第4話 5月27日(木)10:00~12:00
※ 読んでくれてありがとうございます。まだまだ拡散等よろしくお願いします。もうこれに関しては徹底的にアピールしていきます。
俺、体調悪いんだけどなあと思いながら、濃厚接触者リストを作っていく。
そんな中再び保健所から電話がかかってきた。
「ハイロックさんのお父さんのPCR検査を行うのですが、お父さんは自分で病院まで来ることができますか?」
「すいません、うちの父は身体障碍者で、車を運転することはできないんです」
そう、うちの親父はもう15年以上半身不随の状態である。とはいえ3年前は運転もしていたのだが、自損事故をきっかけに車を手放したのである
「それでは、ご家族のどなたかで連れてこれる方はいらっしゃいますか?」
うーん、母親はとっくになくなっているし、俺は結婚していないし、妹は九州の方に嫁いでしまっている。
「申し訳ないですが、ちょっとこちらで連れていく手段はないように思います」
「そうですか。では一度保健所と病院で相談しますので、また電話いたします」
そういって電話が切れた。
うーむ、困った。まあしかしどうにもならないものは仕方ない。まさかこの状況で検査のために、九州から妹を呼ぶわけにもいかないし。濃厚接触者の父を運ぶのに友達を頼るわけにもいくまい。
再び保健所からの電話。
「えーと、それでは、ハイロックさん自身でお父さんを連れてくることはできますか?」
ん?
は?
えーと、いったい何をオッシャテルノデショウカ?
感染者本人が、症状のない父親を連れていく?
「あのう、もちろんですけど、私が連れて行ったら、父に感染する可能性たかくなりますよね」
「……現状でも、感染してる可能性はあるので」
「いや、そういう問題じゃなくてですね。……一応一緒に住んでるとはいえ、一応二世帯住宅でほとんど父とは接していないんです。現状父親に何の症状もないので、できれば接したくないのですけど」
「症状が出てないからと言って。検査しないと感染してるかどうかはわからないので。ハイロックさんに連れてきてもらって検査するしか、現状ほかに手はないです」
「いやいや、だって検査のために感染覚悟で、俺が連れて行くって、明らかにおかしいですよね? それだったらもう検査させないで自粛させた方がいいんですけど」
「検査させないということはできません」
「検査しないと感染かどうかはわからないのはたしかだけど、俺が連れてったら確実に感染しませんか? 頭悪いんですか?」
頭悪いんですか?っていったかどうかは覚えてないけど、ムカついて悪口言ったのは確かだ。ただでさえ、こっちは熱で頭やられてる上に、リスト作りでてんてこまいなんですけど、なんでさらに追い打ちをかけてくるの?
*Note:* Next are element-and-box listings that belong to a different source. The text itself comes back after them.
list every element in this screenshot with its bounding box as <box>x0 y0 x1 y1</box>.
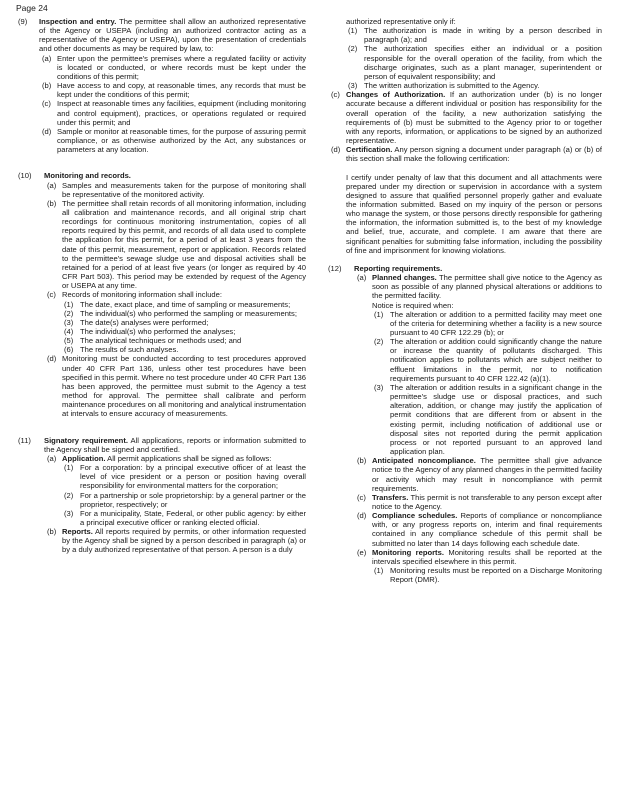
item-text: The date, exact place, and time of sampling or measurements; <box>80 299 291 309</box>
item-text: Reports of compliance or noncompliance with, or any progress reports on, interim and final requirements contained in any compliance schedule of this permit shall be submitted no later than 14 days following each schedule date. <box>372 511 602 548</box>
item-number: (3) <box>64 508 74 518</box>
section-title: Reporting requirements. <box>354 263 443 273</box>
item-number: (1) <box>348 26 358 36</box>
item-title: Transfers. <box>372 492 409 502</box>
item-text: Monitoring results shall be reported at the intervals specified elsewhere in this permit. <box>372 547 603 566</box>
item-text: The alteration or addition to a permitted facility may meet one of the criteria for determining whether a facility is a new source pursuant to 40 CFR 122.29 (b); or <box>390 309 602 337</box>
sub-list-item <box>62 509 306 527</box>
list-item <box>39 81 306 99</box>
item-text: For a partnership or sole proprietorship: by a general partner or the proprietor, respectively; or <box>80 490 306 509</box>
sub-list-item <box>62 327 306 336</box>
item-title: Monitoring reports. <box>372 547 444 557</box>
list-item <box>354 493 602 511</box>
list-item <box>44 181 306 199</box>
sub-list-item <box>62 463 306 490</box>
certification-statement: I certify under penalty of law that this document and all attachments were prepared under my direction or supervision in accordance with a system designed to assure that qualified personnel properly gather and evaluate the information submitted. Based on my inquiry of the person or persons who manage the system, or those persons directly responsible for gathering the information, the information submitted is, to the best of my knowledge and belief, true, accurate, and complete. I am aware that there are significant penalties for submitting false information, including the possibility of fine and imprisonment for knowing violations. <box>346 172 602 255</box>
item-text: The date(s) analyses were performed; <box>80 317 209 327</box>
section-title: Inspection and entry. <box>39 17 117 26</box>
sub-list-item <box>372 566 602 584</box>
item-text: authorized representative only if: <box>346 17 456 26</box>
item-number: (d) <box>47 354 57 364</box>
item-title: Planned changes. <box>372 273 437 283</box>
item-number: (d) <box>357 511 367 521</box>
item-text: Monitoring results must be reported on a Discharge Monitoring Report (DMR). <box>390 566 602 585</box>
list-item <box>44 527 306 554</box>
right-column <box>328 17 602 592</box>
section-number: (9) <box>18 17 28 26</box>
item-number: (2) <box>64 308 74 318</box>
item-title: Reports. <box>62 527 93 537</box>
item-number: (b) <box>357 456 367 466</box>
item-text: Have access to and copy, at reasonable times, any records that must be kept under the conditions of this permit; <box>57 81 306 100</box>
item-text: This permit is not transferable to any person except after notice to the Agency. <box>372 492 602 511</box>
list-item <box>354 548 602 585</box>
item-number: (b) <box>47 527 57 537</box>
item-text: For a municipality, State, Federal, or other public agency: by either a principal executive officer or ranking elected official. <box>80 508 306 527</box>
item-text: Sample or monitor at reasonable times, for the purpose of assuring permit compliance, or as otherwise authorized by the Act, any substances or parameters at any location. <box>57 126 306 155</box>
section-12-reporting-requirements <box>328 264 602 584</box>
item-text: The permittee shall give notice to the Agency as soon as possible of any planned physical alterations or additions to the permitted facility. <box>372 273 602 301</box>
item-text: The results of such analyses. <box>80 345 179 355</box>
item-text: The written authorization is submitted to the Agency. <box>364 81 540 91</box>
list-item <box>44 454 306 527</box>
item-number: (c) <box>331 90 340 100</box>
sub-list-item <box>372 337 602 383</box>
item-number: (4) <box>64 327 74 336</box>
sub-list-item <box>62 345 306 354</box>
item-number: (3) <box>374 382 384 392</box>
section-10-monitoring-and-records <box>18 171 306 418</box>
list-item <box>39 99 306 126</box>
item-text: Enter upon the permittee's premises where a regulated facility or activity is located or conducted, or where records must be kept under the conditions of this permit; <box>57 53 306 81</box>
item-text: Monitoring must be conducted according to test procedures approved under 40 CFR Part 136, unless other test procedures have been specified in this permit. Where no test procedure under 40 CFR Part 136 has been approved, the permittee must submit to the Agency a test method for approval. The permittee shall calibrate and perform maintenance procedures on all monitoring and analytical instrumentation at intervals to ensure accuracy of measurements. <box>62 354 306 419</box>
left-column <box>18 17 306 563</box>
section-text: All applications, reports or information submitted to the Agency shall be signed and certified. <box>44 435 306 454</box>
item-number: (d) <box>331 145 341 155</box>
sub-list-item <box>346 81 602 90</box>
item-number: (a) <box>47 453 57 463</box>
list-item <box>39 127 306 154</box>
item-text: If an authorization under (b) is no longer accurate because a different individual or position has responsibility for the overall operation of the facility, a new authorization satisfying the requirements of (b) must be submitted to the Agency prior to or together with any reports, information, or applications to be signed by an authorized representative. <box>346 90 602 146</box>
item-number: (c) <box>47 290 56 300</box>
section-text: The permittee shall allow an authorized representative of the Agency or USEPA (including an authorized contractor acting as a representative of the Agency or USEPA), upon the presentation of credentials and other documents as may be required by law, to: <box>39 17 306 54</box>
section-11-signatory-requirement <box>18 436 306 555</box>
item-number: (2) <box>64 490 74 500</box>
list-item <box>44 354 306 418</box>
item-number: (a) <box>47 180 57 190</box>
item-text: All reports required by permits, or other information requested by the Agency shall be signed by a person described in paragraph (a) or by a duly authorized representative of that person. A person is a duly <box>62 527 306 555</box>
item-number: (1) <box>64 299 74 309</box>
item-number: (e) <box>357 547 367 557</box>
item-text: The alteration or addition results in a significant change in the permittee's sludge use or disposal practices, and such alteration, addition, or change may justify the application of permit conditions that are different from or absent in the existing permit, including notification of additional use or disposal sites not reported during the permit application process or not reported pursuant to an approved land application plan. <box>390 382 602 457</box>
sub-list-item <box>62 491 306 509</box>
section-9-inspection-and-entry <box>18 17 306 154</box>
item-text: The authorization specifies either an individual or a position responsible for the overall operation of the facility, from which the discharge originates, such as a plant manager, superintendent or person of equivalent responsibility; and <box>364 44 602 81</box>
item-number: (2) <box>374 337 384 347</box>
item-number: (3) <box>348 81 358 91</box>
list-item <box>354 456 602 493</box>
sub-list-item <box>372 310 602 337</box>
item-number: (1) <box>64 463 74 473</box>
section-title: Monitoring and records. <box>44 171 131 181</box>
item-text: The analytical techniques or methods used; and <box>80 336 242 346</box>
item-title: Anticipated noncompliance. <box>372 456 476 466</box>
item-text: All permit applications shall be signed as follows: <box>107 453 272 463</box>
item-text: The authorization is made in writing by a person described in paragraph (a); and <box>364 26 602 45</box>
sub-list-item <box>62 300 306 309</box>
item-title: Certification. <box>346 145 393 155</box>
item-number: (2) <box>348 44 358 54</box>
page-number: Page 24 <box>16 3 48 13</box>
list-item <box>354 511 602 548</box>
item-number: (b) <box>42 81 52 91</box>
section-number: (12) <box>328 263 342 273</box>
list-item <box>328 145 602 255</box>
item-text: The permittee shall give advance notice to the Agency of any planned changes in the permitted facility or activity which may result in noncompliance with permit requirements. <box>372 456 603 493</box>
item-number: (6) <box>64 345 74 355</box>
list-item <box>44 290 306 354</box>
item-number: (3) <box>64 317 74 327</box>
item-number: (1) <box>374 566 384 576</box>
item-number: (b) <box>47 198 57 208</box>
list-item <box>328 90 602 145</box>
sub-list-item <box>62 309 306 318</box>
item-number: (c) <box>357 492 366 502</box>
list-item <box>39 54 306 81</box>
sub-list-item <box>62 318 306 327</box>
section-number: (10) <box>18 171 32 181</box>
item-text: The individual(s) who performed the analyses; <box>80 327 236 336</box>
item-text: The alteration or addition could significantly change the nature or increase the quantity of pollutants discharged. This notification applies to pollutants which are subject neither to effluent limitations in the permit, nor to notification requirements pursuant to 40 CFR 122.42 (a)(1). <box>390 337 602 383</box>
item-number: (5) <box>64 336 74 346</box>
sub-list-item <box>346 44 602 81</box>
item-title: Application. <box>62 453 106 463</box>
item-title: Compliance schedules. <box>372 511 458 521</box>
sub-list-item <box>62 336 306 345</box>
item-text: Records of monitoring information shall include: <box>62 290 222 300</box>
item-number: (c) <box>42 99 51 109</box>
item-text: The permittee shall retain records of all monitoring information, including all calibration and maintenance records, and all original strip chart recordings for continuous monitoring instrumentation, copies of all reports required by this permit, and records of all data used to complete the application for this permit, for a period of at least 3 years from the date of this permit, measurement, report or application. Records related to the permittee's sewage sludge use and disposal activities shall be retained for a period of at least five years (or longer as required by 40 CFR Part 503). This period may be extended by request of the Agency or USEPA at any time. <box>62 198 306 291</box>
item-number: (a) <box>42 53 52 63</box>
item-number: (1) <box>374 309 384 319</box>
item-number: (d) <box>42 126 52 136</box>
sub-list-item <box>346 26 602 44</box>
list-item <box>44 199 306 291</box>
item-text: Samples and measurements taken for the purpose of monitoring shall be representative of the monitored activity. <box>62 180 306 199</box>
section-number: (11) <box>18 435 31 445</box>
sub-list-item <box>372 383 602 456</box>
notice-text: Notice is required when: <box>372 300 454 310</box>
item-text: Inspect at reasonable times any facilities, equipment (including monitoring and control equipment), practices, or operations regulated or required under this permit; and <box>57 99 306 127</box>
list-item <box>354 273 602 456</box>
item-text: The individual(s) who performed the sampling or measurements; <box>80 308 297 318</box>
item-text: For a corporation: by a principal executive officer of at least the level of vice president or a person or position having overall responsibility for environmental matters for the corporation; <box>80 463 306 491</box>
item-text: Any person signing a document under paragraph (a) or (b) of this section shall make the following certification: <box>346 145 602 164</box>
section-title: Signatory requirement. <box>44 435 128 445</box>
item-number: (a) <box>357 273 367 283</box>
continued-item <box>328 17 602 90</box>
item-title: Changes of Authorization. <box>346 90 446 100</box>
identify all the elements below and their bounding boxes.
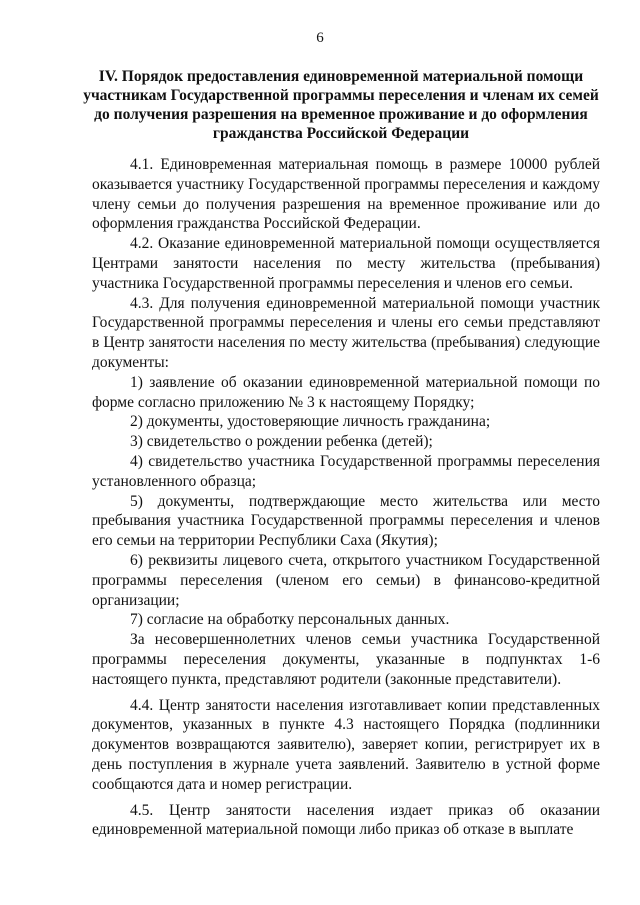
list-item-4: 4) свидетельство участника Государственной программы переселения установленного образца; bbox=[92, 452, 600, 490]
paragraph-4-1: 4.1. Единовременная материальная помощь в размере 10000 рублей оказывается участнику Государственной программы переселения и каждому члену семьи до получения разрешения на временное проживание или до оформления гражданства Российской Федерации. bbox=[92, 156, 600, 233]
section-heading: IV. Порядок предоставления единовременной материальной помощи участникам Государственной программы переселения и членам их семей до получения разрешения на временное проживание и до оформления гражданства Российской Федерации bbox=[83, 68, 599, 142]
paragraph-4-2: 4.2. Оказание единовременной материальной помощи осуществляется Центрами занятости населения по месту жительства (пребывания) участника Государственной программы переселения и членов его семьи. bbox=[92, 235, 600, 292]
paragraph-minors: За несовершеннолетних членов семьи участника Государственной программы переселения документы, указанные в подпунктах 1-6 настоящего пункта, представляют родители (законные представители). bbox=[92, 631, 600, 688]
list-item-7: 7) согласие на обработку персональных данных. bbox=[130, 611, 450, 629]
list-item-6: 6) реквизиты лицевого счета, открытого участником Государственной программы переселения (членом его семьи) в финансово-кредитной организации; bbox=[92, 551, 600, 609]
paragraph-4-3: 4.3. Для получения единовременной материальной помощи участник Государственной программы переселения и члены его семьи представляют в Центр занятости населения по месту жительства (пребывания) следующие документы: bbox=[92, 294, 600, 371]
page-number: 6 bbox=[316, 30, 324, 46]
list-item-3: 3) свидетельство о рождении ребенка (детей); bbox=[130, 433, 433, 451]
paragraph-4-5: 4.5. Центр занятости населения издает приказ об оказании единовременной материальной помощи либо приказ об отказе в выплате bbox=[92, 801, 600, 839]
list-item-2: 2) документы, удостоверяющие личность гражданина; bbox=[130, 413, 491, 431]
document-body bbox=[92, 155, 600, 840]
list-item-1: 1) заявление об оказании единовременной материальной помощи по форме согласно приложению № 3 к настоящему Порядку; bbox=[92, 373, 600, 411]
paragraph-4-4: 4.4. Центр занятости населения изготавливает копии представленных документов, указанных в пункте 4.3 настоящего Порядка (подлинники документов возвращаются заявителю), заверяет копии, регистрирует их в день поступления в журнале учета заявлений. Заявителю в устной форме сообщаются дата и номер регистрации. bbox=[92, 696, 600, 793]
list-item-5: 5) документы, подтверждающие место жительства или место пребывания участника Государственной программы переселения и членов его семьи на территории Республики Саха (Якутия); bbox=[92, 492, 600, 550]
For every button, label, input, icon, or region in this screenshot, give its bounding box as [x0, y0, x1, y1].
「でもハイロックさんが連れてこないと、お父さん検査受けられないんですよ?」
は? なんなの? かなりの感染リスク冒してでも検査受ける方が優先高いっての?
「えーっと、あの、検査キットを送ってもらって、それをもっていくとかじゃダメなんですか?」
そもそも、筒に唾液を入れればいいだけなんだから、別に本人が出向く必要もないだろう。
「ええと、それはできません」
「何でですか?」
「病院で検査を行うって決まってるからです?」
はあっつ? さすがのお役所仕事!?
いやいやいや、おまえら何考えてんねん?
それ検査のために無駄に感染者増やそうとしてねぇか?
ルールを守るために感染確率を高める気なのか。
20分以上は双方ともに同じような主張を電話でつづけた。
すっかり血圧の上がる私、かなり強い口調でとにかく俺が父を病院に連れてくことはできないと繰り返し、保健所もとにかく俺に連れてくることを繰り返しお願いする。
「また、病院と相談して電話します」
そういって、向こうも電話を切った。たいそうめんどくさい患者に思われただろうが、俺じゃなくてもブチ切れるだろ。
時刻は12:00。
濃厚者リスト作りは全く進まなかった。
※ このやり取りは多少のフェイク、記憶違いはありますがまぎれもなく実話です。